New research from Yale and the University of Michigan has found that people are more reluctant to accept stolen money than money obtained legally. This suggests that people take into account the “moral history” of a specific piece of currency when deciding whether to accept it, according to the study paper.
Researchers conducted eight related experiments and received online responses from over 1,000 participants. According to the study paper, the experiments evaluated how much participants desired the money offered, assessing factors such as the amount of money, whether the money was legally or illegally obtained and how the participant would choose to spend that money.
The researchers discovered that people were less likely to want illegal — or “tainted” — money, and were more likely to donate “tainted” money to charity than to use it for personal needs.

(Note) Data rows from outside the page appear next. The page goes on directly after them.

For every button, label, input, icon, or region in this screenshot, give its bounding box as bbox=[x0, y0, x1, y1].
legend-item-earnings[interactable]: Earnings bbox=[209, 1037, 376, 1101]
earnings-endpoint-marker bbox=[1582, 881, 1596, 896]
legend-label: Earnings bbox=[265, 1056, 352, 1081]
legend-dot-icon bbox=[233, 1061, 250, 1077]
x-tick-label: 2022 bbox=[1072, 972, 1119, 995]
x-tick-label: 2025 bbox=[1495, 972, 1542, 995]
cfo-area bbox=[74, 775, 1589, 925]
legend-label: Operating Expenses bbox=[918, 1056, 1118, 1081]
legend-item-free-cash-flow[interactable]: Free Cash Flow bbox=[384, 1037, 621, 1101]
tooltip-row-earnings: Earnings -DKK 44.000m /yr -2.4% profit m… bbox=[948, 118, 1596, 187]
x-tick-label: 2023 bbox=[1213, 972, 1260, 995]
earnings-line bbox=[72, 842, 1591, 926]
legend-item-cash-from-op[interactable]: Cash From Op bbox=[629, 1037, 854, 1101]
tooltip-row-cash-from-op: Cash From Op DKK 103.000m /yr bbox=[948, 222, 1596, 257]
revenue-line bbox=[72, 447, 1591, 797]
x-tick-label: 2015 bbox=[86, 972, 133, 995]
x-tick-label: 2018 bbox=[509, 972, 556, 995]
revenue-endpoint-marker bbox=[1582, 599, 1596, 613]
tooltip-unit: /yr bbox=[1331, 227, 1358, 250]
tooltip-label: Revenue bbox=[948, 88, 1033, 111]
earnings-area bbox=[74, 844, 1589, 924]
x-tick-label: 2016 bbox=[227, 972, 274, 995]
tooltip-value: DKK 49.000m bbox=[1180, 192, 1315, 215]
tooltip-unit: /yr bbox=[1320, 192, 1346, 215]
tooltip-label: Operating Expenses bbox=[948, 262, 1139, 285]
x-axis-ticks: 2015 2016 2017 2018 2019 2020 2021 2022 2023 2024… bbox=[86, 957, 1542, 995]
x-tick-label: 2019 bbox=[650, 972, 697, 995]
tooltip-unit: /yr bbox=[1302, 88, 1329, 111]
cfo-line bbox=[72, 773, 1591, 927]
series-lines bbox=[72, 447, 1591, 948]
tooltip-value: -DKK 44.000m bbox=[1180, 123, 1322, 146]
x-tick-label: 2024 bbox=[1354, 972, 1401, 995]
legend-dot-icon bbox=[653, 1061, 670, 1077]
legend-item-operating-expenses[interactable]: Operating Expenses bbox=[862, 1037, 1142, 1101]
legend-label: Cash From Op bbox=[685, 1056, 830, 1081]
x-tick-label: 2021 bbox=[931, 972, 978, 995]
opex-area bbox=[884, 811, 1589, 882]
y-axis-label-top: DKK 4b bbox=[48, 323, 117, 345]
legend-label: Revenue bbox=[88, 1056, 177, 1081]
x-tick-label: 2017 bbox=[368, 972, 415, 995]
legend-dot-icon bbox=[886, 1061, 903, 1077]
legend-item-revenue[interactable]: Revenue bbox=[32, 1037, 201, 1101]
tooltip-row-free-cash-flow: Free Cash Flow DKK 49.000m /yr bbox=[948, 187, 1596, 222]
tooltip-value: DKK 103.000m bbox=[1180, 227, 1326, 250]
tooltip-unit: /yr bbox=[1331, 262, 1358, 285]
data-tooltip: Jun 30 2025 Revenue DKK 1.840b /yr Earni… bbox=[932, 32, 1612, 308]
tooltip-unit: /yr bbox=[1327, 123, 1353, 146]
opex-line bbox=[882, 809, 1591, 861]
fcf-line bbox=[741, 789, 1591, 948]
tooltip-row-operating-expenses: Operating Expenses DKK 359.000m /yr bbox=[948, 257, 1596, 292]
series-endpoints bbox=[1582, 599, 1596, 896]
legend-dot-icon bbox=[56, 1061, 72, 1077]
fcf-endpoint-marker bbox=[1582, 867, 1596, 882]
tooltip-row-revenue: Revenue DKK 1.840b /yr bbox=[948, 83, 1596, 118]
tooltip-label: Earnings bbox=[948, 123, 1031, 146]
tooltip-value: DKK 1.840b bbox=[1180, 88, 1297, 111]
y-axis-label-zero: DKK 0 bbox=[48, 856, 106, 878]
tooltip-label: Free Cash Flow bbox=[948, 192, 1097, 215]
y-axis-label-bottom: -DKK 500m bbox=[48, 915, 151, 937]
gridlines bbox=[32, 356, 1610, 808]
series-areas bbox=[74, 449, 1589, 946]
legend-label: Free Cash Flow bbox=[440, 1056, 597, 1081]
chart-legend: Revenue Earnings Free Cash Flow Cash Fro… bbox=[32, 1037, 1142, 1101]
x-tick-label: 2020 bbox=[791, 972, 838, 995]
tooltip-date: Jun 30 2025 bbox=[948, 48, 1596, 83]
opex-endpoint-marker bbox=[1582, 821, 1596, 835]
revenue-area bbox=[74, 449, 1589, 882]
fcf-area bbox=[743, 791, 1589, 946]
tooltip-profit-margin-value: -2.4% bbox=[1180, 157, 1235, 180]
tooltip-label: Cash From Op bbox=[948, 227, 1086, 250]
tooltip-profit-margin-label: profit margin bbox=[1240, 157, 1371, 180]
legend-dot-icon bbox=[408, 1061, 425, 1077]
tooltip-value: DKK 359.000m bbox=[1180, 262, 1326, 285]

“All that matters about a piece of physical currency is its amount, not what it looks like or where it has been,” said Arber Tasimi, the study’s lead author and a graduate student in Yale’s Department of Psychology. “However, the findings reported in this paper show that money is evaluated in terms of its physical substance and, in particular, its moral history.”
According to the paper, the experiments set up a series of related scenarios and asked participants to rate how much they desired the offered money in each scenario. Participants rated money in “neutral-giver/neutral-money” scenarios — situations in which an innocent person offered the participant a legal bill – as the most desirable. In contrast, participants rated money in “bad-giver/bad-money” examples, in which a thief offered the participant stolen currency, as the least desirable.
However, participants were more likely to accept money from “bad-giver/neutral-money” situations than from “neutral-giver/bad-money” scenarios, according to the study paper. This indicates that the participants imbued physical monetary tokens — specific coins and specific bills — with moral history, said Tasimi. Participants were less likely to want money on this basis, he added.
According to the study paper, a “tainted” dollar is thus not equivalent in desirability as an “untainted” dollar. The findings are significant, given that according to traditional economic models, currency should be equal and interchangeable in all scenarios.
“Even though money is designed to participate in exchanges that effectively erase its origins, these results highlight the considerable contribution of moral history to people’s behavior and understanding of the everyday material world,” said Tasimi.
However, physical currency is becoming more and more of a rarity, Tasimi noted. Electronic payment services, such as Paypal and Venmo, could open up new areas of research. Tasimi also said he would be interested in exploring individual differences and factors that make some people more willing to accept “tainted” money.
According to the Bureau of Engraving and Printing, a part of the U.S. Department of the Treasury, billions of dollars are printed within the United States each year.